According to the draft of the bill, parents of educationally disadvantaged students would be allowed to claim their voucher on demand and use it at any public school outside their district, or any public school outside their attendance area--if the local educational agency permits it--or any eligible private school.
A private school would be eligible if it had a full-time elementary- or secondary-education program; was an educational institution, as defined by the Internal Revenue Service; and provided assurances that it did not discriminate on the basis of race.
Chapter 1 vouchers, which department officials have said would amount to about $600, would not be counted as taxable income under teach.
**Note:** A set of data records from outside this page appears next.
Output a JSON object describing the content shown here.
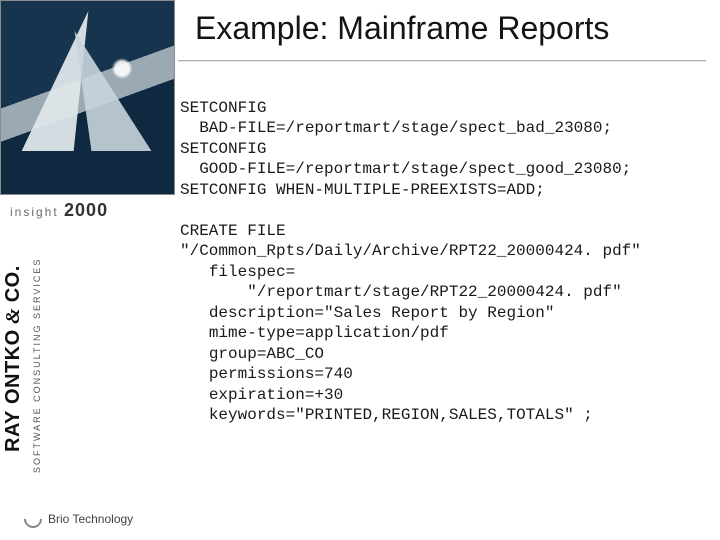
{
  "title": "Example: Mainframe Reports",
  "left": {
    "insight_label": "insight",
    "insight_year": "2000",
    "company_name": "RAY ONTKO & CO.",
    "company_tagline": "SOFTWARE CONSULTING SERVICES",
    "footer_brand": "Brio Technology"
  },
  "code": "SETCONFIG\n  BAD-FILE=/reportmart/stage/spect_bad_23080;\nSETCONFIG\n  GOOD-FILE=/reportmart/stage/spect_good_23080;\nSETCONFIG WHEN-MULTIPLE-PREEXISTS=ADD;\n\nCREATE FILE\n\"/Common_Rpts/Daily/Archive/RPT22_20000424. pdf\"\n   filespec=\n       \"/reportmart/stage/RPT22_20000424. pdf\"\n   description=\"Sales Report by Region\"\n   mime-type=application/pdf\n   group=ABC_CO\n   permissions=740\n   expiration=+30\n   keywords=\"PRINTED,REGION,SALES,TOTALS\" ;"
}
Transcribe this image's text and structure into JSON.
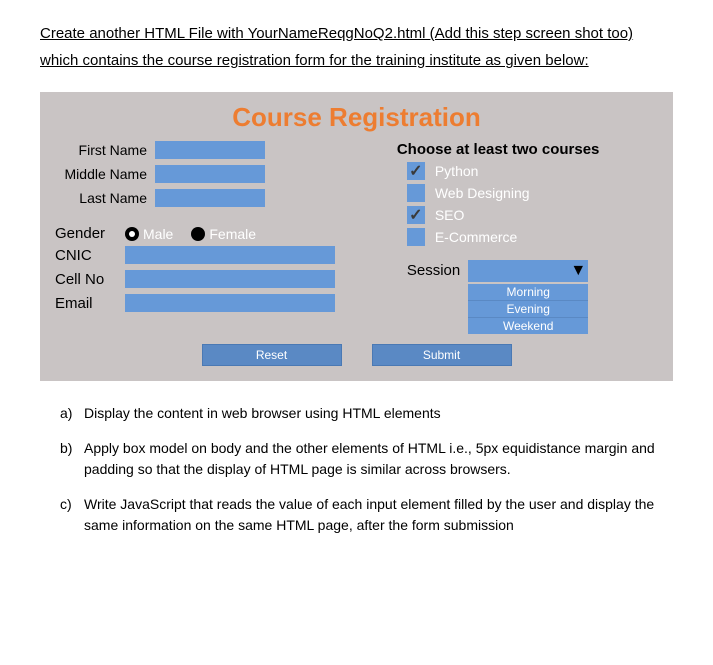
{
  "intro": "Create another HTML File with YourNameReqgNoQ2.html (Add this step screen shot too) which contains  the course registration form for the training institute as given below:",
  "form": {
    "title": "Course Registration",
    "labels": {
      "first_name": "First Name",
      "middle_name": "Middle Name",
      "last_name": "Last Name",
      "gender": "Gender",
      "male": "Male",
      "female": "Female",
      "cnic": "CNIC",
      "cell_no": "Cell No",
      "email": "Email",
      "courses_title": "Choose at least two courses",
      "session": "Session"
    },
    "courses": [
      {
        "label": "Python",
        "checked": true
      },
      {
        "label": "Web Designing",
        "checked": false
      },
      {
        "label": "SEO",
        "checked": true
      },
      {
        "label": "E-Commerce",
        "checked": false
      }
    ],
    "session_options": [
      "Morning",
      "Evening",
      "Weekend"
    ],
    "buttons": {
      "reset": "Reset",
      "submit": "Submit"
    }
  },
  "questions": [
    {
      "letter": "a)",
      "text": "Display the content in web browser using HTML elements"
    },
    {
      "letter": "b)",
      "text": "Apply box model on body and the other elements of HTML i.e., 5px equidistance margin and padding so that the display of HTML page is similar across browsers."
    },
    {
      "letter": "c)",
      "text": "Write JavaScript that reads the value of each input element filled by the user and display the same information on the same HTML page, after the form submission"
    }
  ]
}
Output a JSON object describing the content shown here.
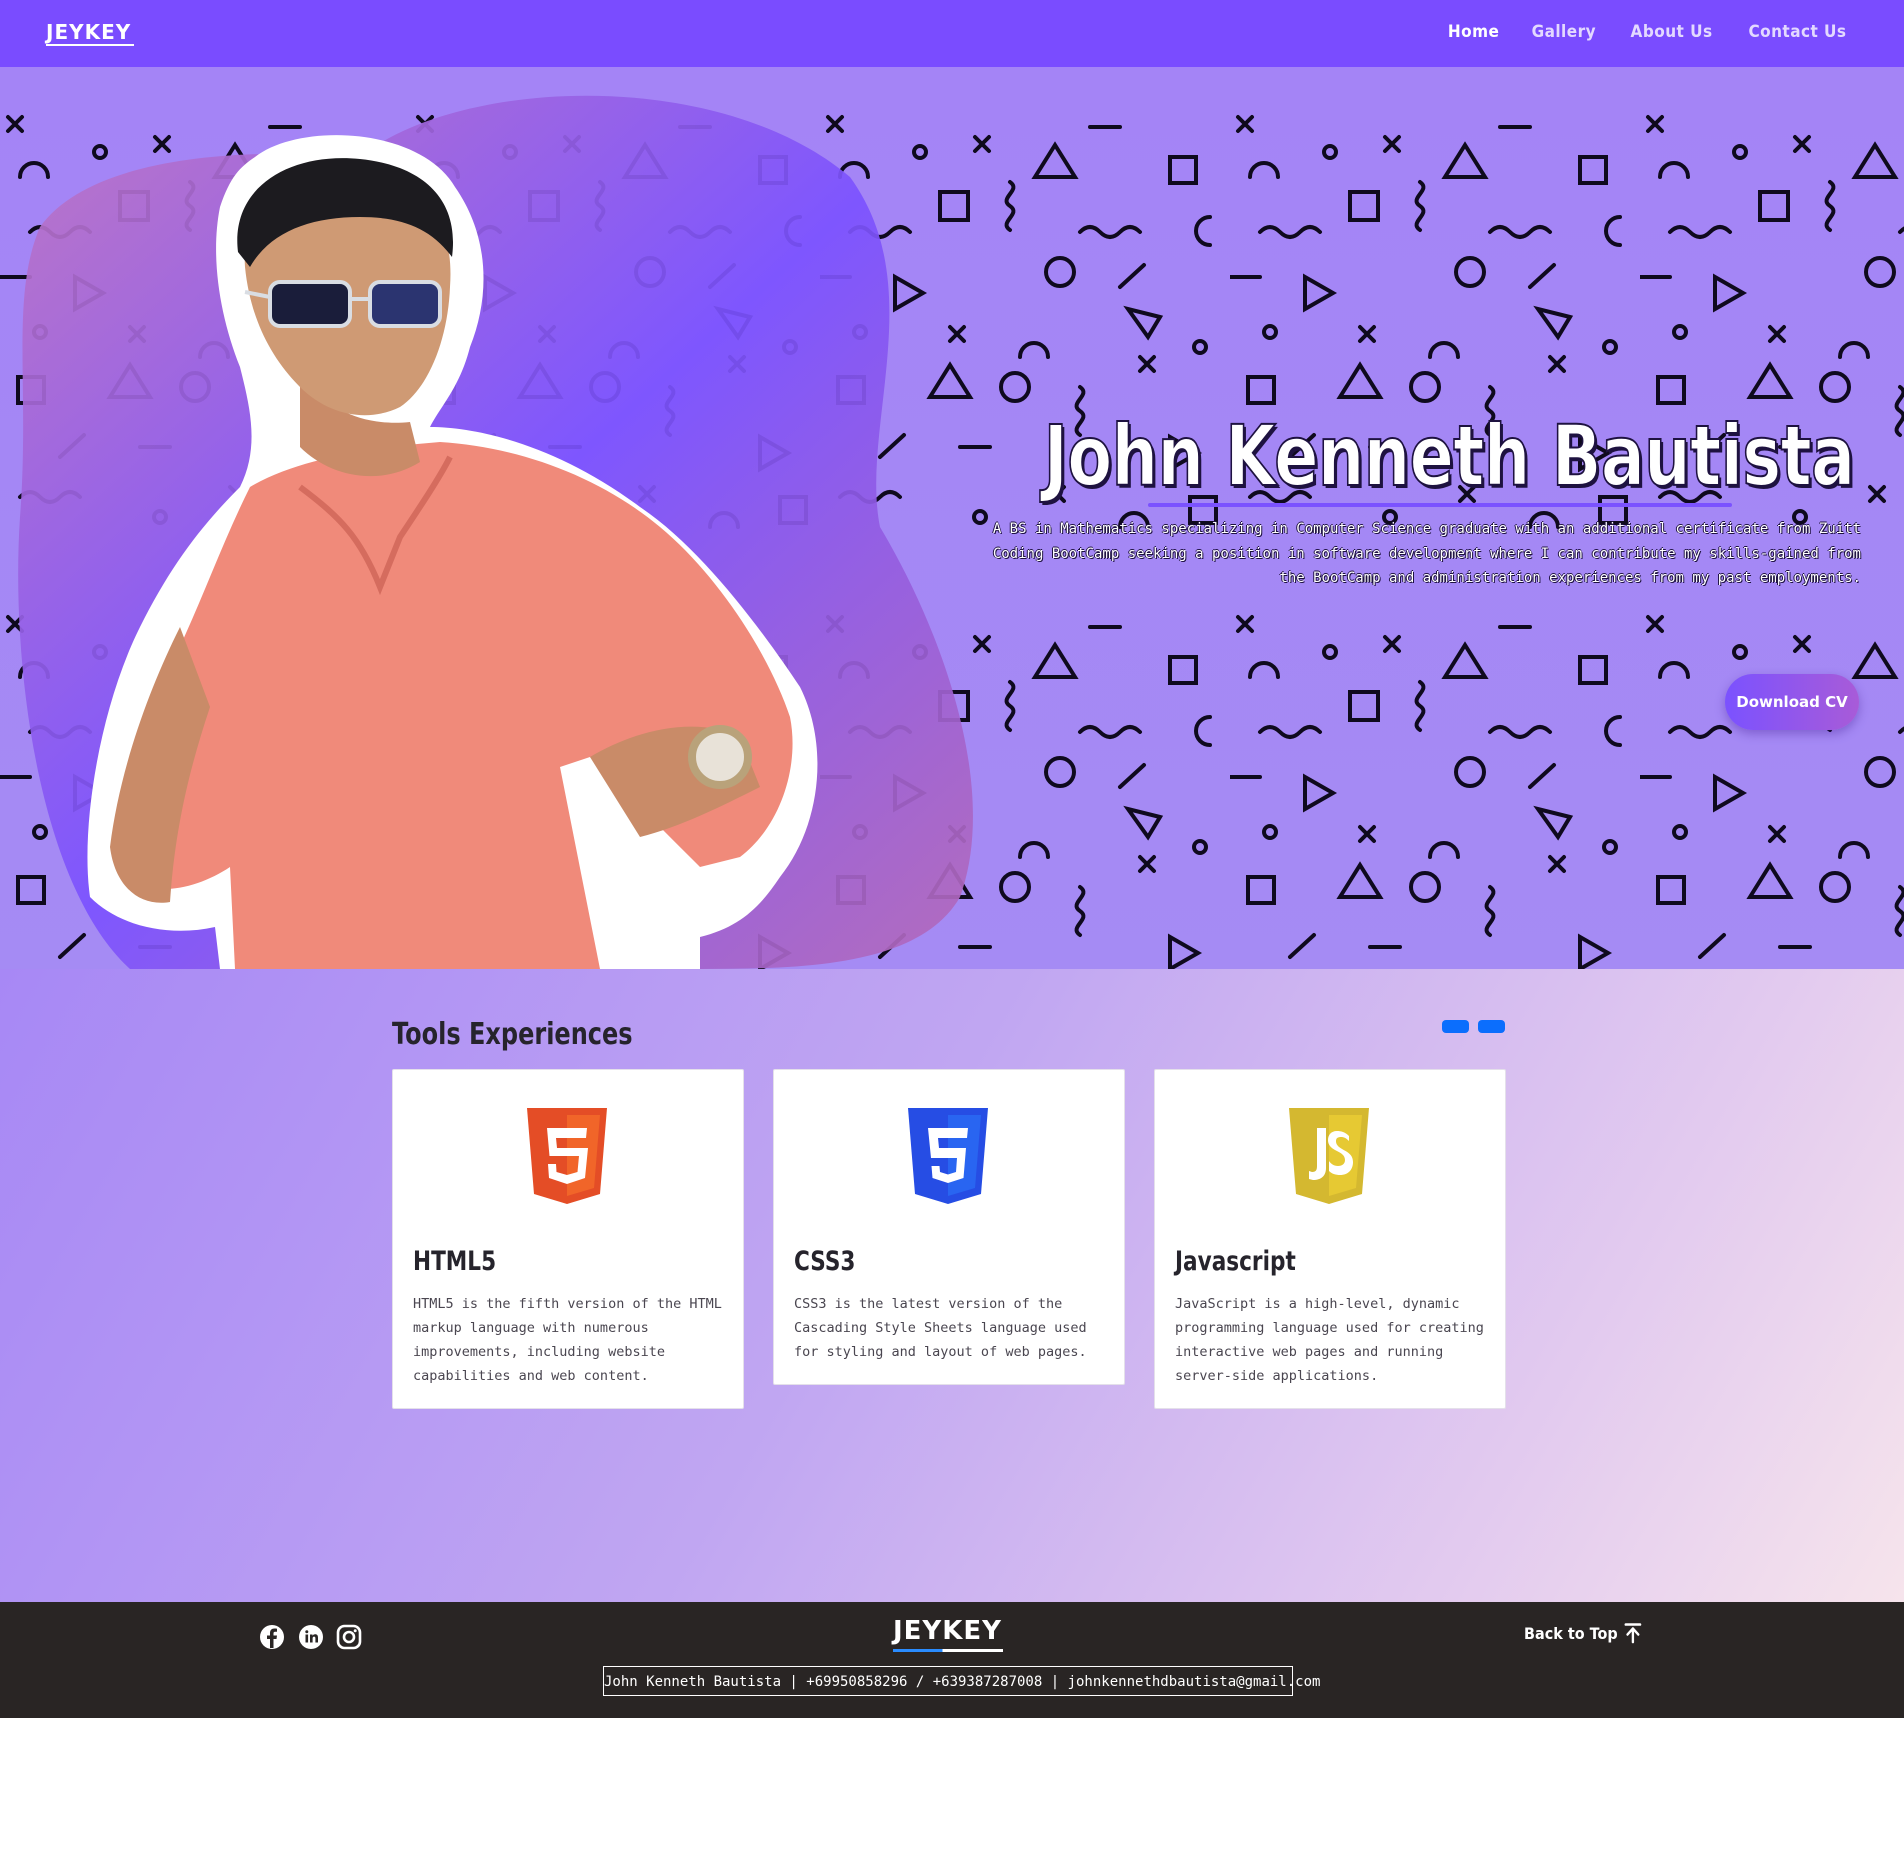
{
  "nav": {
    "brand": "JEYKEY",
    "links": [
      {
        "label": "Home",
        "active": true
      },
      {
        "label": "Gallery",
        "active": false
      },
      {
        "label": "About Us",
        "active": false
      },
      {
        "label": "Contact Us",
        "active": false
      }
    ]
  },
  "hero": {
    "name": "John Kenneth Bautista",
    "description": "A BS in Mathematics specializing in Computer Science graduate with an additional certificate from Zuitt Coding BootCamp seeking a position in software development where I can contribute my skills-gained from the BootCamp and administration experiences from my past employments.",
    "cta_label": "Download CV"
  },
  "tools": {
    "title": "Tools Experiences",
    "indicators": 2,
    "cards": [
      {
        "icon": "html5-icon",
        "title": "HTML5",
        "text": "HTML5 is the fifth version of the HTML markup language with numerous improvements, including website capabilities and web content."
      },
      {
        "icon": "css3-icon",
        "title": "CSS3",
        "text": "CSS3 is the latest version of the Cascading Style Sheets language used for styling and layout of web pages."
      },
      {
        "icon": "javascript-icon",
        "title": "Javascript",
        "text": "JavaScript is a high-level, dynamic programming language used for creating interactive web pages and running server-side applications."
      }
    ]
  },
  "footer": {
    "social": [
      "facebook-icon",
      "linkedin-icon",
      "instagram-icon"
    ],
    "brand": "JEYKEY",
    "back_to_top": "Back to Top",
    "contact": "John Kenneth Bautista | +69950858296 / +639387287008 | johnkennethdbautista@gmail.com"
  },
  "colors": {
    "nav_bg": "#7a4cff",
    "hero_bg": "#a484f6",
    "accent": "#7b52ff",
    "footer_bg": "#292524",
    "indicator": "#0b6efd"
  }
}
The bill would require a state to notify parents of Chapter 1 students of their options under the plan, and require districts to convene to discuss the "availability and authorized uses of vouchers."
The primary mechanism to ensure accountability, Mr. Bauer said, would be audits by the department's inspector general.
Secretary Bennett has advocated choice as crucial to improving schools, but he has also expressed concern about the constitutionality of vouchers.
The new bill apparently attempts to stay within the strictures of both Felton and the 1983 Supreme Court decision in Mueller v. Allen.
In Mueller, the Justices said tax deductions offered parents for some education expenses of religious-school students are constitutional as long as they also apply to public-school parents.
In his concurring opinion in Felton, Associate Justice Lewis F. Powell wrote that federal aid for religious-school students may pass constitutional muster if government agencies do not control the money--a key principle in the department's latest voucher bill.
But the bill, which declares that a voucher does not constitute government assistance to a private school receiving the federally underwritten aid, would also allow the voucher used by parents to "supplant" private-school funds.